Damaged “ghost” mitochondria are found to drive tumor progression.
Metastasis, or the spread of cancer from one place in the body to another, is responsible for more than 90% of all cancer deaths. Therefore, determining how and why this happens is an important part of cancer research. A new collaborative study led by scientists at The Wistar Institute identified one such mechanism thanks to “ghost” mitochondria.
Because they are the “powerhouse” of the cell, mitochondria (a specific organelle inside human cells) are crucial for cell survival, including tumor cells. However, recent research has shown that mitochondria in many human tumors lack an important protein called Mic60. Normally missing a crucial protein is a recipe for disaster, yet these mitochondria and their cells survive.
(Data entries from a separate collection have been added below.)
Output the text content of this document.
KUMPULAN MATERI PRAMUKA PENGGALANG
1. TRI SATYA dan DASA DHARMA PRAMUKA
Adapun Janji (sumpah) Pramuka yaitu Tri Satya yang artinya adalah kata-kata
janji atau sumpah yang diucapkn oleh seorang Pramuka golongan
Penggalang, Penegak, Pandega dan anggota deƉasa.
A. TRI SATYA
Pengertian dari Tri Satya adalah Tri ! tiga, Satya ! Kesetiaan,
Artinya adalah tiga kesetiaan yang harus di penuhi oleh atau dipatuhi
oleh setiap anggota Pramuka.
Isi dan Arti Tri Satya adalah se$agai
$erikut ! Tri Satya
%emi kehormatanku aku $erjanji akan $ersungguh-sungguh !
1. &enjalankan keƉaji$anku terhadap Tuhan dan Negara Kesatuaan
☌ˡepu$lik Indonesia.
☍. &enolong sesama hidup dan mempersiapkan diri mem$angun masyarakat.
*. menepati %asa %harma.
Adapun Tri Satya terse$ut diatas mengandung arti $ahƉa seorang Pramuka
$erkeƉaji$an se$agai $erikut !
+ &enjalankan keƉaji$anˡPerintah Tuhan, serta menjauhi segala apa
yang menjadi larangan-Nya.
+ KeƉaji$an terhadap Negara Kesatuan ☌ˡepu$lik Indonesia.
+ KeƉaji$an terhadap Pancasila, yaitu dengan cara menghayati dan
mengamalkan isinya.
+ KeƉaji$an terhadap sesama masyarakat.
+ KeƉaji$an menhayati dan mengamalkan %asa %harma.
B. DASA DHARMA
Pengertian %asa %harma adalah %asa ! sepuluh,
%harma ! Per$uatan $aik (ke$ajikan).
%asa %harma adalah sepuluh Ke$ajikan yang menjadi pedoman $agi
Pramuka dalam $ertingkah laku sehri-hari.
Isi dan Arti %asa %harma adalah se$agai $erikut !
To determine how this is possible and how it affects tumor cell behavior, Dario C. Altieri, M.D., Wistar president and CEO, director of The Wistar Institute Cancer Center, and the Robert & Penny Fox Distinguished Professor, led a team of researchers in reproducing these types of low-Mic60 tumor cells in mice to enable closer examination. In doing so, they found two things. First, in cells where Mic60 was depleted, all of the mitochondria’s structures and functions were damaged or inhibited.
“They really didn’t produce any energy, which is what mitochondria do,” said Altieri. “That was the idea of calling them ‘ghosts’—because in essence the mitochondria were still there, but they didn’t do anything, or anything good, at least.”
Second, the scientists found that while inferior organelles are usually removed from healthy cells via a quality control process, the ghost mitochondria were not removed from tumor cells. Not only were they not removed, but they helped the cell metastasize.
Given these findings, the scientists speculate that the low-Mic60 tumor cells activate two pathways to stay alive: Akt (related to survival) and GCN2 (related to stress response). Drugs interfering with these pathways could, therefore, help to stop metastasis and kill the cancer.
“The idea would be to eliminate the adaptive responses that these Mic60-low tumors mount to remain alive and viable through a combination targeting of Akt and GCN2,” said Altieri.